To run Pyperplan with your generated heuristic, execute

```bash
uv run src/pyperplan/pyperplan.py -s gbfs_early_goal_test -H HEURISTIC-FILE /path/to/domain.pddl /path/to/instance.pddl
```

where `HEURISTIC-FILE` is the (relative or absolute) path to the heuristic
generated in the previous step.

Alternatively, you can use `hff` to run the FF heuristic or `blind` to run the blind heuristic (effectively, no heuristic).

## Example

Let's say you want to learn a heuristic for the `blocksworld` domain with the name `AmazingHeuristic`. Then you should run

```bash
uv run llm-heuristics.py --domain blocksworld --heuristic-name AmazingHeuristic --heuristic-file amazing-heuristic.py
```

Now we can call Pyperplan using the new heuristic with the following command to solve instance
an instance of the `blocksworld` testing set:

```bash
uv run src/pyperplan/pyperplan.py -H amazing-heuristic.py -s gbfs_early_goal_test benchmarks/ipc2023-learning/testing/blocksworld/easy-p03.pddl
```

# End-to-End Plan Generation

The basic command is:

```bash
uv run end-to-end.py --domain DOMAIN --instance INSTANCE
```
where `DOMAIN` is the name of the domain of the instance, and `INSTANCE` is the particular instance for which we are computing a plan.

Other available options are:
- `--framework`: choose LLM framework. Available choices are: `gemini` (default), `deepseek`, and `openai`.
- `--model`: choose the LLM model. The available models depend on the selected framework.
- `--plan-file`: file where the computed heuristic is stored.
- `--temperature`: temperature (default: 0.1)
- `--top-p`: top-k value (default: 0.5)

# Experimental Data

We also include the relevant experimental data for the main contributions of the paper. However, due to the size limits of the supplementary material, we could not include all raw data in our ZIP file. In case of publication, we plan to make all raw data and reports publicly available in an open source tool (e.g., Zenodo).

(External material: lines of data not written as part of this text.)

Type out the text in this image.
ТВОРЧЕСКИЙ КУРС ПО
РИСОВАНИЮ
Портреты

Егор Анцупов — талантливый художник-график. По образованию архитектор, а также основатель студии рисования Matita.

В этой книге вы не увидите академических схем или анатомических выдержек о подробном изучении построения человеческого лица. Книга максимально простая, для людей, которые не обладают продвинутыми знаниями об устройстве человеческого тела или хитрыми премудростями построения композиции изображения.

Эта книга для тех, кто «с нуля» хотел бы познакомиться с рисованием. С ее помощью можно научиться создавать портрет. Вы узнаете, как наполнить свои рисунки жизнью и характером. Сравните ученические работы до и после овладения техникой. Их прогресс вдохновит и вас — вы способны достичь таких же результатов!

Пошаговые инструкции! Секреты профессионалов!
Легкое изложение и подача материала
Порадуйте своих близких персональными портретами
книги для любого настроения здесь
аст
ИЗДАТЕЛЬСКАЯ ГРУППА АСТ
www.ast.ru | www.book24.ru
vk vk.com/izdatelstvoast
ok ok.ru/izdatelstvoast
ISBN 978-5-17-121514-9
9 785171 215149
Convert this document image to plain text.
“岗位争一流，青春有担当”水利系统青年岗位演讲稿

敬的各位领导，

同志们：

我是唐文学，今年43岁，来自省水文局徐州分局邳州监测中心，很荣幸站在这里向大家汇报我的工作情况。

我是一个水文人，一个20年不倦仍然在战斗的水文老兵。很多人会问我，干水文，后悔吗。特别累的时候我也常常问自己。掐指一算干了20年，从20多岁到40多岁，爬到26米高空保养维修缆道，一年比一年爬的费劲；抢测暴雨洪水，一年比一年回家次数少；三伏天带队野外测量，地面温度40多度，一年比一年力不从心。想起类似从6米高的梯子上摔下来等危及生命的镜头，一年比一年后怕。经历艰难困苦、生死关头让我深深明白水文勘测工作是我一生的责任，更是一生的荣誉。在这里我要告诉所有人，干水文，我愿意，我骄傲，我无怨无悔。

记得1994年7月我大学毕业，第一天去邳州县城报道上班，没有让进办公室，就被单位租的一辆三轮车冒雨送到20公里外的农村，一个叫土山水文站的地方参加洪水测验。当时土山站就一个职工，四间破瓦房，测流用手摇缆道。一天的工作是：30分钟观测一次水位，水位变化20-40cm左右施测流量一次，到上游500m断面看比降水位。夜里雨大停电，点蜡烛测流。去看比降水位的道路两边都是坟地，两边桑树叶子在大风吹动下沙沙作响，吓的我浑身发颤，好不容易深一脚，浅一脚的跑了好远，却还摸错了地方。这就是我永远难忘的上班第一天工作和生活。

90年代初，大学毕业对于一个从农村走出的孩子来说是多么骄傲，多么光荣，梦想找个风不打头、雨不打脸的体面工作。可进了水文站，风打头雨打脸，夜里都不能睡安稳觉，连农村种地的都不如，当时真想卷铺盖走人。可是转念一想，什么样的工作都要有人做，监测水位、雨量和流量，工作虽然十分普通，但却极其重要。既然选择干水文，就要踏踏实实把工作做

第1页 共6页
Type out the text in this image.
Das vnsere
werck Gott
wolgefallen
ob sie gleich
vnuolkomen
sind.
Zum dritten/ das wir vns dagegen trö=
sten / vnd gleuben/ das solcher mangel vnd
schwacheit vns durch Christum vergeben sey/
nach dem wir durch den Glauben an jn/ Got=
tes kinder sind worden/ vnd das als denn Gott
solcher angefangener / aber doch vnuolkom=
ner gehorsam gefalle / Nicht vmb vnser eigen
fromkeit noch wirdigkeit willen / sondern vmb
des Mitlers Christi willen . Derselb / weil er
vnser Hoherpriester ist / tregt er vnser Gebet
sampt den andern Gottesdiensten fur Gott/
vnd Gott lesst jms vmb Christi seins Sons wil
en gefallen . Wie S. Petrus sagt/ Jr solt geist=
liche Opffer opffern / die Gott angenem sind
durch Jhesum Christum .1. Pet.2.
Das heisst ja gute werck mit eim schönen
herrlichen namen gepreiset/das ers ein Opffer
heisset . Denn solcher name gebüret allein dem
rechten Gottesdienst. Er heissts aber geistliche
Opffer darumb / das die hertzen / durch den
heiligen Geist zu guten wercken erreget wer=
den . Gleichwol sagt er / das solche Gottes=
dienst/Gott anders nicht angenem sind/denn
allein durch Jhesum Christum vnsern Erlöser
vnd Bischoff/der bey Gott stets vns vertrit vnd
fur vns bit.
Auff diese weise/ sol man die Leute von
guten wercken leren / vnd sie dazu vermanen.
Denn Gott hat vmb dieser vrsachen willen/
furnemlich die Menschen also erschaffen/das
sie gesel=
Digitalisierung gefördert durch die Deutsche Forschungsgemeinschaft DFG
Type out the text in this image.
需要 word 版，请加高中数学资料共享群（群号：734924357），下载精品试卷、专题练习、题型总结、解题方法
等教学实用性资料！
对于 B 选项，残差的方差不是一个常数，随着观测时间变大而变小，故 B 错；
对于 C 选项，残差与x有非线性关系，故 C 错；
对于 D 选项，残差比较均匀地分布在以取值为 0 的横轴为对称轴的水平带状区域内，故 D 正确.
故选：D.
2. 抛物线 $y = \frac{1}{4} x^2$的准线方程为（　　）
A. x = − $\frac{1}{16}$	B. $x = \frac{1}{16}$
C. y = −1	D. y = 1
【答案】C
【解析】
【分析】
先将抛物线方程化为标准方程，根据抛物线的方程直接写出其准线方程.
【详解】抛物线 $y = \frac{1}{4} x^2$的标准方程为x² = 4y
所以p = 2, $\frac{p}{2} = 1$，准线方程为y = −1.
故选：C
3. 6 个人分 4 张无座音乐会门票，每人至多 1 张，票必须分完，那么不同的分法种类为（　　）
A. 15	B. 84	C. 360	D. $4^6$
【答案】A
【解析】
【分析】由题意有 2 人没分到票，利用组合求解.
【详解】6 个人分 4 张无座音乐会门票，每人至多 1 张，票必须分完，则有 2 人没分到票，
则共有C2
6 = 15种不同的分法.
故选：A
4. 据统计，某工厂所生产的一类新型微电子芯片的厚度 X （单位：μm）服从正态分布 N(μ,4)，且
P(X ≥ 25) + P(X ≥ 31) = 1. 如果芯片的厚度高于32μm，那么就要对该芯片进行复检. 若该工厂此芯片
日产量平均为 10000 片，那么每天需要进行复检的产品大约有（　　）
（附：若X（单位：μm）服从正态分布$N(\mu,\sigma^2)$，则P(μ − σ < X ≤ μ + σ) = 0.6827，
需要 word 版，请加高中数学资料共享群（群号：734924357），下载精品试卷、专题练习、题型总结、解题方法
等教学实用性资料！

These are the directories containing experimental data used in the paper:

- `archived-heuristics`: Contains all heuristics generated by the models used, including the ones for the ablation study.
- `benchmarks`: Contains all the domains from the Learning Track of the IPC 2023 benchmark used in the paper. The benchmark set is split into training and testing sets.
- `reports`: Contains the combined data, in an HTML report, of all data produced by Pyperplan during the testing phase of our methods for heuristic generation. Due to size limits, we cannot include the raw data or the ablation reports.
- `raw-logs`: Contains the raw logs for heuristic generation and end-to-end plan generation for DeepSeek models. Due to size limits, we cannot include the logs for other models in here.